Public code may contain insecure coding patterns, bugs, or references to outdated APIs or idioms. When GitHub Copilot synthesizes code suggestions based on this data, it can also synthesize code that contains these undesirable patterns. This is something we care a lot about at GitHub, and in recent years we’ve provided tools such as GitHub Actions, Dependabot, and CodeQL to open source projects to help improve code quality. Of course, you should always use GitHub Copilot together with good testing and code review practices and security tools, as well as your own judgment.
GitHub
This point gets even more attention when considering the report of some American researchers which got presented at the Black Hat conference 2022. The researchers systematically investigated the prevalence and conditions that can cause GitHub Copilot to recommend insecure code. They created 89 different scenarios for Copilot to complete, producing 1,689 programs. Of these, they found approximately 40% to be vulnerable…
There are several things that seem to have an impact on the quality of the output. First of all the natural language – as public sources are mostly in English, non-English speakers might experience a lower quality of service. But also the author could have an impact.

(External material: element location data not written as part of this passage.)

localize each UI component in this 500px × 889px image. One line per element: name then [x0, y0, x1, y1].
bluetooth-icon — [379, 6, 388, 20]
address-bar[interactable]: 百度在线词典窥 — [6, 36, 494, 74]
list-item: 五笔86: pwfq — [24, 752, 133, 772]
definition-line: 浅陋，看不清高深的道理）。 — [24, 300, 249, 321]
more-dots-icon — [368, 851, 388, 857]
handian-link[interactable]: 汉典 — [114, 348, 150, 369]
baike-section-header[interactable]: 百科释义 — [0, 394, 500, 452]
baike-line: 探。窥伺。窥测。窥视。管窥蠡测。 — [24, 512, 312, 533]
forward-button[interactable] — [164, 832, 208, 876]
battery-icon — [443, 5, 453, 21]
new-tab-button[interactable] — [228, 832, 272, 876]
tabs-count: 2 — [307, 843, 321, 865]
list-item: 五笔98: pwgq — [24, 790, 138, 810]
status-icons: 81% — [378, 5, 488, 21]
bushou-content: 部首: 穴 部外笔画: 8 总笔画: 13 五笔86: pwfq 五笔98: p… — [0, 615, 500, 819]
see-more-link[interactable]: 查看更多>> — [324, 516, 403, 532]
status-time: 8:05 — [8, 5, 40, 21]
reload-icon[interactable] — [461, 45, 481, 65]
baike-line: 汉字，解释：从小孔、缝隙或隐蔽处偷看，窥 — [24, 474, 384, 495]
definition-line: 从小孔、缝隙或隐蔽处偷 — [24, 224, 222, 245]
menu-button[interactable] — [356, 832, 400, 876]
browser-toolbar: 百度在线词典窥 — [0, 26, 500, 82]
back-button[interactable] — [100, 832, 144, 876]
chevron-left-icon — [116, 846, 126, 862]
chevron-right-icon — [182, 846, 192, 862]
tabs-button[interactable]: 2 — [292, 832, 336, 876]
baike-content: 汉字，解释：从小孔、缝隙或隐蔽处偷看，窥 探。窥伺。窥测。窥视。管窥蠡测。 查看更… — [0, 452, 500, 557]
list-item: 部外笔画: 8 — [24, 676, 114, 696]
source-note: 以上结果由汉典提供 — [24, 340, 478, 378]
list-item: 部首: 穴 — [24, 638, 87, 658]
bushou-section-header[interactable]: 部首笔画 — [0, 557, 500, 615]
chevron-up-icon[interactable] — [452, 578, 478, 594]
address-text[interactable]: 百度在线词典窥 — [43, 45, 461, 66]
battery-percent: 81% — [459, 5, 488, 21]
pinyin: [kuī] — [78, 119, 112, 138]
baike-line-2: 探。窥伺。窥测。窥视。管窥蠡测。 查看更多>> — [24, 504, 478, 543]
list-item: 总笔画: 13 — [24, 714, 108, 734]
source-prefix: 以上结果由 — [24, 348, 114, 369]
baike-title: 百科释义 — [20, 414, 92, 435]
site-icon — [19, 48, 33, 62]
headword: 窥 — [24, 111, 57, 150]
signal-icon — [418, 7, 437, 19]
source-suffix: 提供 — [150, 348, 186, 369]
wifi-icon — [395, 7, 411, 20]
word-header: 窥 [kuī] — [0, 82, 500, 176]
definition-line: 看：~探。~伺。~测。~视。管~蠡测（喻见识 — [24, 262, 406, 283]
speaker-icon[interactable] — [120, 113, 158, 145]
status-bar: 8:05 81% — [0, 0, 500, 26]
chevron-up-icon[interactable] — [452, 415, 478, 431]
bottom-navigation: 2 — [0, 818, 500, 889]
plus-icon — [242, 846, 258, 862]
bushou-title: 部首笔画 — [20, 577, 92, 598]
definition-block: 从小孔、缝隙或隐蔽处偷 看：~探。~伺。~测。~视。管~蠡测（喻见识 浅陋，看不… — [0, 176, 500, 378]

For example the researchers added a python author flag set to Andrey Petrov, lead author of python’s popular third-party library urllib3. As his code is extremely popular it’s more likely vetted for security errors. And indeed the number of non-vulnerable suggestions increased.
Conclusion
GitHub Copilot is a great initiative and definitely a game changer in terms of speed when it comes to writing code. But it requires careful reviews and even better, proper security testing in the development process. I expect GitHub Copilot to become a standard development tool. However there are some legal aspects to be clarified first before it will be used broadly in business environments.